We sequenced three M.bovis samples individually (no multiplexing) and so had quite good depth per sample as follows:
Variants were called with SNiPgenie along with the two sets of previous illumina runs. So we could then compare the SNP distance of each triplicate in the following cluster map that shows all vs all distances:
Obviously the triplicates cluster together with 0-2 SNPs between them except for one sample which had 3. One site called differently for nanopore is shown below and is a result of a heterozygous SNP in the other data not being called. This illustrates that we can certainly use nanopore sequencing for this purpose, though we do not know how lower depths will affect results. To make such a method cost effective would probably require multiplexing of samples which will limit read depth.

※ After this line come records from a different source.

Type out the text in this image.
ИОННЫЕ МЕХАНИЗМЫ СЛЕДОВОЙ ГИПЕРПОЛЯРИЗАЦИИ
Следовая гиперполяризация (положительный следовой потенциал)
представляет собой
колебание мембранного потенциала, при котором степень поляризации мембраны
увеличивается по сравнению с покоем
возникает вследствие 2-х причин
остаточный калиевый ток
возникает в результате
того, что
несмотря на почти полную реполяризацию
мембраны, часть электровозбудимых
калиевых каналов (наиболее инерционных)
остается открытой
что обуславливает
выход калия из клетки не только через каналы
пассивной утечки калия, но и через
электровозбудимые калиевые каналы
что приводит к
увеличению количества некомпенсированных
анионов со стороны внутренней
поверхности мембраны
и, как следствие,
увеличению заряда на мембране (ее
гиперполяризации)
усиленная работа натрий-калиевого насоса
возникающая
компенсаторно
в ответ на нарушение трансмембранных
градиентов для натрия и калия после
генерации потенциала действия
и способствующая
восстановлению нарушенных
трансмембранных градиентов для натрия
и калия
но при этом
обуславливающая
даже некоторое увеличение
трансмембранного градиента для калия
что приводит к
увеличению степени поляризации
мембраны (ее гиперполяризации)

Altering some of the guppy settings such as
cpu_threads_per_caller didn’t seem to make much difference. Increasing
gpu_runners_per_device from 1 to 2 had the biggest effect, beyond this the speed increases were much less, but more memory was used. I may not be using the program correctly! Note that versions of guppy>=5.0 use more memory so GPUs with at least 6GB RAM are possibly recommended for applications like adaptive sampling that require rapid basecalling.